Cien años para nada
lunes 20 de febrero de 2017, 02:00h
Esta primavera se cumple el centenario de la Revolución Rusa, y ello es una muestra palpable no sólo de que los siglos se inician con grandes cambios que marcan la historia sino también que pervive la Ley del Péndulo.
Hace justamente cien años de la eclosión bolchevique en el país de los Urales. Ello, después de una década de total decadencia merced a la monarquía autocrática de los Romanov marcada por la falta de capacidad del zar Nicolás II para dirigir un vasto imperio de 23 millones de kilómetros cuadrados y por la nada pacífica asunción de sus poderes por parte de la Duma. Popularmente, se excusó la sublevación en el poder en la sombra que ejercía el monje Grigori Rasputín a través de la zarina Alejandra y a la condición de ésta de espía alemana, pero eso más bien se asemeja al dudoso “si no pueden comer pan que coman pasteles” de Maria Antonieta que fue utilizado para calentar a las masas.

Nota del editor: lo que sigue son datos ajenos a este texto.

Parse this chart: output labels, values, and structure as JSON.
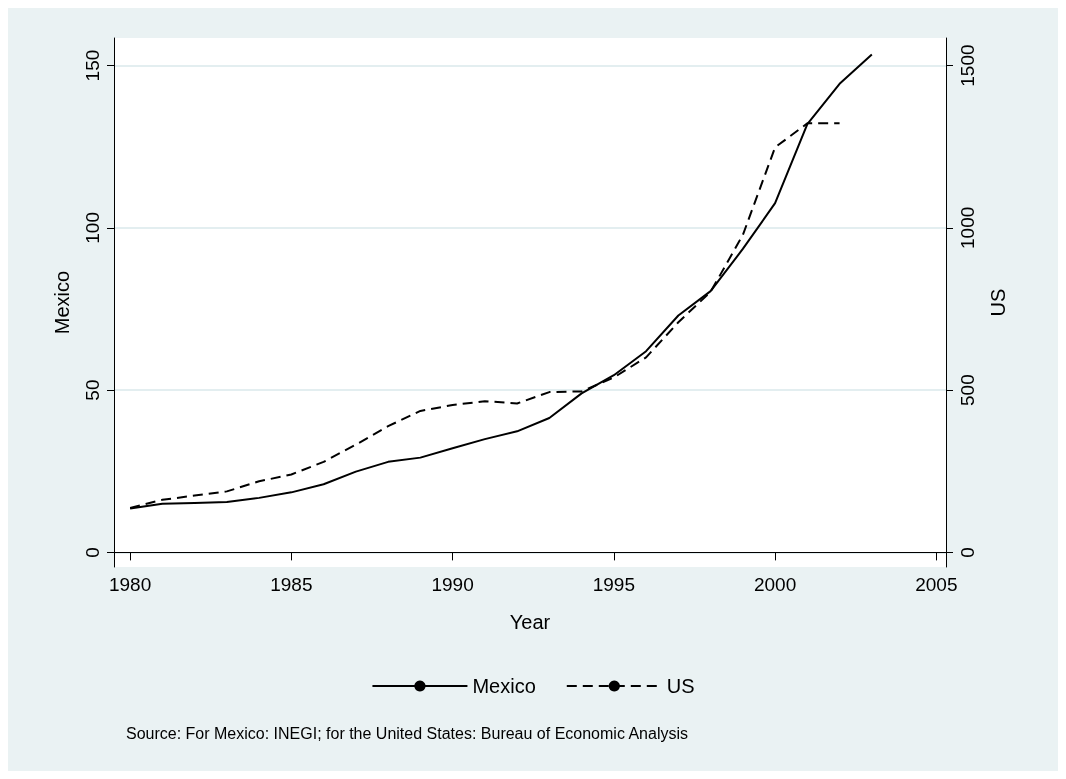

Pues bien, los postulados comunistas de Karl Marx y Friedric encontraron en Rusia su perfecto campo de cultivo, coincidiendo en el tiempo con la Gran Guerra, cuyo desenlace supuso que el antisemitismo que hacía ya lustros se estaba labrando en Alemania y Austria fuera aprovechado por el enajenado Adolf Hitler para implantar el nefasto Tercer Reich.

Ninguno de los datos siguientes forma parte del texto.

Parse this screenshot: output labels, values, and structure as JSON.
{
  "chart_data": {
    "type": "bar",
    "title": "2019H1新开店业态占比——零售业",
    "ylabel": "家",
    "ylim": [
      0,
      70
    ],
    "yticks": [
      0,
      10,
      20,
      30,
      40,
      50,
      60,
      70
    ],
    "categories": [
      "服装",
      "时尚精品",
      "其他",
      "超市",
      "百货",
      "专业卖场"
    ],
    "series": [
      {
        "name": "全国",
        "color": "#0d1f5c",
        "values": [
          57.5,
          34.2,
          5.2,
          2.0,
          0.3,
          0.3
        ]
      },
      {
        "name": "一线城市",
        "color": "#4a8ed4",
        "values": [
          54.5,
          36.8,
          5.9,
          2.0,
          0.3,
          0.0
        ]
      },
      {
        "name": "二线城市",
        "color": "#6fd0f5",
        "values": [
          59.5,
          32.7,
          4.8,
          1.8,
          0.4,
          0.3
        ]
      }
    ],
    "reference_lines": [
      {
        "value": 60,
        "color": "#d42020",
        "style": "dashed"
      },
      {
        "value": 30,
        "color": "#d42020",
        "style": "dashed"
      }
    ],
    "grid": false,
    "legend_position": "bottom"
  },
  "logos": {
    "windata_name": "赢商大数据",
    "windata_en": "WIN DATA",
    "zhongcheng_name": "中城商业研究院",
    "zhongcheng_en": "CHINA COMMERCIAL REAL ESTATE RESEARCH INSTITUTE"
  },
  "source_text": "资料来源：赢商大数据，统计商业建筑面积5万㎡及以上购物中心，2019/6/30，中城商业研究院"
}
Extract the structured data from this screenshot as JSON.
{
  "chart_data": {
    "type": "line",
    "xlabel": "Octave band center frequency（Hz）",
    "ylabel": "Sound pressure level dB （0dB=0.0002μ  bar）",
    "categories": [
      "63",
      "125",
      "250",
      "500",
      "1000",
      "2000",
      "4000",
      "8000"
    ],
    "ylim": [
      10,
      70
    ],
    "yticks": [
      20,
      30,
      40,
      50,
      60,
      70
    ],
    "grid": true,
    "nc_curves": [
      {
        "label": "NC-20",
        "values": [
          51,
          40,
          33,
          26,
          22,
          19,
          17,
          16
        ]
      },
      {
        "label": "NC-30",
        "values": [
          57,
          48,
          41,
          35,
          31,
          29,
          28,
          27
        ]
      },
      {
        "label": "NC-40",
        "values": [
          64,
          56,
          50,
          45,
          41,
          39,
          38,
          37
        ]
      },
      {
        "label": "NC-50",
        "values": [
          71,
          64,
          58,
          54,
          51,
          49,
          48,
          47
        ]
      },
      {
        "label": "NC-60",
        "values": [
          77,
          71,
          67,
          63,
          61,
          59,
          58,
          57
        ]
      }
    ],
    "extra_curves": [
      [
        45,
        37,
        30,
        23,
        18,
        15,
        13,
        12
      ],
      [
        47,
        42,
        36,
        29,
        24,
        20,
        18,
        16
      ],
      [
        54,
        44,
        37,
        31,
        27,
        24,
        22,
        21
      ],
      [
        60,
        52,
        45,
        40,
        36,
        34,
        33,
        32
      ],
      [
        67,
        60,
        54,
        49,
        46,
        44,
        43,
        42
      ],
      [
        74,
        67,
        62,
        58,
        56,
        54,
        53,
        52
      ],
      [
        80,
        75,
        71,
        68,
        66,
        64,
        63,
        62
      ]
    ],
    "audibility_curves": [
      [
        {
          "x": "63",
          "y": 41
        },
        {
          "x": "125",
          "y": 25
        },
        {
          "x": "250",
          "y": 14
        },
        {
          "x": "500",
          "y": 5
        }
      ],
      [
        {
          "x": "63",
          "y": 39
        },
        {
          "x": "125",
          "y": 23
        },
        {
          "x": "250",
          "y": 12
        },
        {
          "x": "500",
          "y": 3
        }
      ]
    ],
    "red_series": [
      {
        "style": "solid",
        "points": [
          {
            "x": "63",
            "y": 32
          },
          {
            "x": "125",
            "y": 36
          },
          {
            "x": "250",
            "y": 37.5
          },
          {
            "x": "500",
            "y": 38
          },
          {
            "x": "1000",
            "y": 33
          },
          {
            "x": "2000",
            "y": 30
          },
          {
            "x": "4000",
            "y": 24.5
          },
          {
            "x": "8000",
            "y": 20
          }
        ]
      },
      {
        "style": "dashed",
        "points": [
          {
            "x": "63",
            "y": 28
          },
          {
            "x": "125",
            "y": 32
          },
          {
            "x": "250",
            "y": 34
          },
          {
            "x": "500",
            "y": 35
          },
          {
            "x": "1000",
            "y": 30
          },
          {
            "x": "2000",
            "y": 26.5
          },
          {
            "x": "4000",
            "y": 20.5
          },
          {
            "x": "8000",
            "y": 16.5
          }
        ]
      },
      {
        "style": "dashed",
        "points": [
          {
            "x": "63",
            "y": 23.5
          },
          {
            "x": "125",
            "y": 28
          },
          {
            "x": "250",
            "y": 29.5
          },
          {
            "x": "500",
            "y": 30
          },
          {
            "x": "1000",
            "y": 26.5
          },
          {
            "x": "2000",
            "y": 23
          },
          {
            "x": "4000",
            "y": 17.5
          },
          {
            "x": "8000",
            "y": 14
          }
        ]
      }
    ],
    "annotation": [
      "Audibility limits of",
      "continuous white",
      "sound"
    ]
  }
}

La consecuencia de todo ello fue la coincidencia en el tiempo de dos movimientos que podríamos definir como ideológicamente antagónicos aunque en el fondo no lo sean tanto: el bolchevique y el nazionalsocialista. Extrema derecha y extrema izquierda -que siempre se acaban encontrando porque sólo pueden pervivir en un régimen sin libertades públicas- lucharon en la segunda contienda mundial con la intención de asentar una posición hegemónica.
Nada casualmente, y después de décadas en las que nos pensábamos que los movimientos totalitarios eran cosa del pasado, a día de hoy nos encontramos con una Europa en la que han irrumpido coetáneamente y con fuerza movimientos comunistas y fascistas. El Syriza de Tsipras, el Podemos nada socialdemócrata de Pablo Iglesias, Front National de Marine Le Pen o los antiislamista FPÖ de Norbert Hofer en Austria y PPV holandés de Geert Wilders, son un ejemplo de que el paso del tiempo provoca que todos los modelos de gobierno se desgasten por sí solos, no respondan a las necesidades de las personas, y en consecuencia la sociedad mire en otra dirección radical para satisfacer sus anhelos.

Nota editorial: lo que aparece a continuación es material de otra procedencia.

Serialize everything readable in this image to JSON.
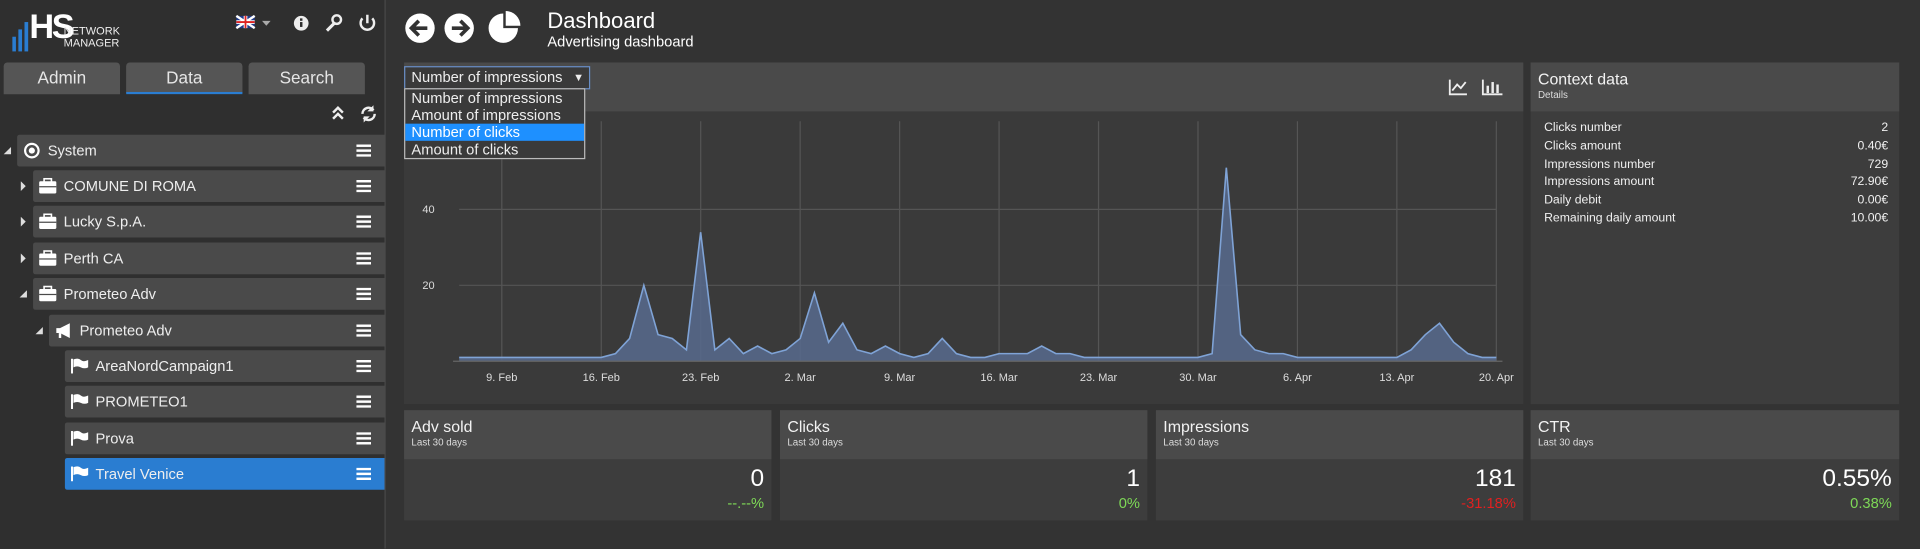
{
  "sidebar": {
    "logo": {
      "mark": "HS",
      "line1": "NETWORK",
      "line2": "MANAGER"
    },
    "tabs": [
      "Admin",
      "Data",
      "Search"
    ],
    "active_tab": 1,
    "tree": [
      {
        "label": "System",
        "depth": 0,
        "icon": "target"
      },
      {
        "label": "COMUNE DI ROMA",
        "depth": 1,
        "icon": "case"
      },
      {
        "label": "Lucky S.p.A.",
        "depth": 1,
        "icon": "case"
      },
      {
        "label": "Perth CA",
        "depth": 1,
        "icon": "case"
      },
      {
        "label": "Prometeo Adv",
        "depth": 1,
        "icon": "case"
      },
      {
        "label": "Prometeo Adv",
        "depth": 2,
        "icon": "megaphone"
      },
      {
        "label": "AreaNordCampaign1",
        "depth": 3,
        "icon": "flag"
      },
      {
        "label": "PROMETEO1",
        "depth": 3,
        "icon": "flag"
      },
      {
        "label": "Prova",
        "depth": 3,
        "icon": "flag"
      },
      {
        "label": "Travel Venice",
        "depth": 3,
        "icon": "flag",
        "selected": true
      }
    ]
  },
  "header": {
    "title": "Dashboard",
    "subtitle": "Advertising dashboard"
  },
  "metric_select": {
    "selected": "Number of impressions",
    "options": [
      "Number of impressions",
      "Amount of impressions",
      "Number of clicks",
      "Amount of clicks"
    ],
    "highlighted": 2
  },
  "chart_data": {
    "type": "area",
    "color": "#7fa3d6",
    "fill": "#56688a",
    "grid": true,
    "categories": [
      null,
      null,
      null,
      "9. Feb",
      null,
      null,
      null,
      null,
      null,
      null,
      "16. Feb",
      null,
      null,
      null,
      null,
      null,
      null,
      "23. Feb",
      null,
      null,
      null,
      null,
      null,
      null,
      "2. Mar",
      null,
      null,
      null,
      null,
      null,
      null,
      "9. Mar",
      null,
      null,
      null,
      null,
      null,
      null,
      "16. Mar",
      null,
      null,
      null,
      null,
      null,
      null,
      "23. Mar",
      null,
      null,
      null,
      null,
      null,
      null,
      "30. Mar",
      null,
      null,
      null,
      null,
      null,
      null,
      "6. Apr",
      null,
      null,
      null,
      null,
      null,
      null,
      "13. Apr",
      null,
      null,
      null,
      null,
      null,
      null,
      "20. Apr"
    ],
    "values": [
      1,
      1,
      1,
      1,
      1,
      1,
      1,
      1,
      1,
      1,
      1,
      2,
      6,
      20,
      7,
      6,
      3,
      34,
      3,
      6,
      2,
      4,
      2,
      3,
      6,
      18,
      5,
      10,
      3,
      2,
      4,
      2,
      1,
      2,
      6,
      2,
      1,
      1,
      2,
      2,
      2,
      4,
      2,
      2,
      1,
      1,
      1,
      1,
      1,
      1,
      1,
      1,
      1,
      2,
      51,
      7,
      3,
      2,
      2,
      1,
      1,
      1,
      1,
      1,
      1,
      1,
      1,
      3,
      7,
      10,
      5,
      2,
      1,
      1
    ],
    "ylim": [
      0,
      60
    ],
    "yticks": [
      20,
      40
    ]
  },
  "context": {
    "title": "Context data",
    "subtitle": "Details",
    "rows": [
      [
        "Clicks number",
        "2"
      ],
      [
        "Clicks amount",
        "0.40€"
      ],
      [
        "Impressions number",
        "729"
      ],
      [
        "Impressions amount",
        "72.90€"
      ],
      [
        "Daily debit",
        "0.00€"
      ],
      [
        "Remaining daily amount",
        "10.00€"
      ]
    ]
  },
  "stats": [
    {
      "title": "Adv sold",
      "subtitle": "Last 30 days",
      "value": "0",
      "change": "--.--%",
      "change_color": "#7ed957"
    },
    {
      "title": "Clicks",
      "subtitle": "Last 30 days",
      "value": "1",
      "change": "0%",
      "change_color": "#7ed957"
    },
    {
      "title": "Impressions",
      "subtitle": "Last 30 days",
      "value": "181",
      "change": "-31.18%",
      "change_color": "#e02020"
    },
    {
      "title": "CTR",
      "subtitle": "Last 30 days",
      "value": "0.55%",
      "change": "0.38%",
      "change_color": "#7ed957"
    }
  ]
}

Este tipo de movimientos extremos, sean del espectro político que sean, se fraguan poco a poco. Nunca son fruto de una flor de un verano, sino de un cúmulo de insatisfacciones por parte de un pueblo que al fin y al cabo lo que busca es lo que en términos politológicos se conoce como el deseo de reconocimiento.
Se les suele llamar “populistas”, y lo son porque sin duda sí que saben aprovechar ese deseo de reconocimiento para lanzar mensajes en los que los ciudadanos se sienten amparados y no a merced de satisfacción de necesidades ajenas.
Con todo ello, lo que vemos es que, al igual que la economía, la política sufre períodos cíclicos siempre caracterizados por la insafistacción de los ciudadanos en la resolución de sus problemas.
La historia parece que está condenada a repetirse. Se creía tras la Gran Guerra que era imposible que se derivara una nueva contienda mundial, mas no tardó en llegar la Segunda Guerra Mundial. Ahora, muchos no dudan en calificar como Tercer Guerra Mundial a los ataques yihadistas que está sufriendo Europa. Lo mismo se puede predicar de todos los movimientos políticos extremistas que están resurgiendo y que tanta infamia causaron.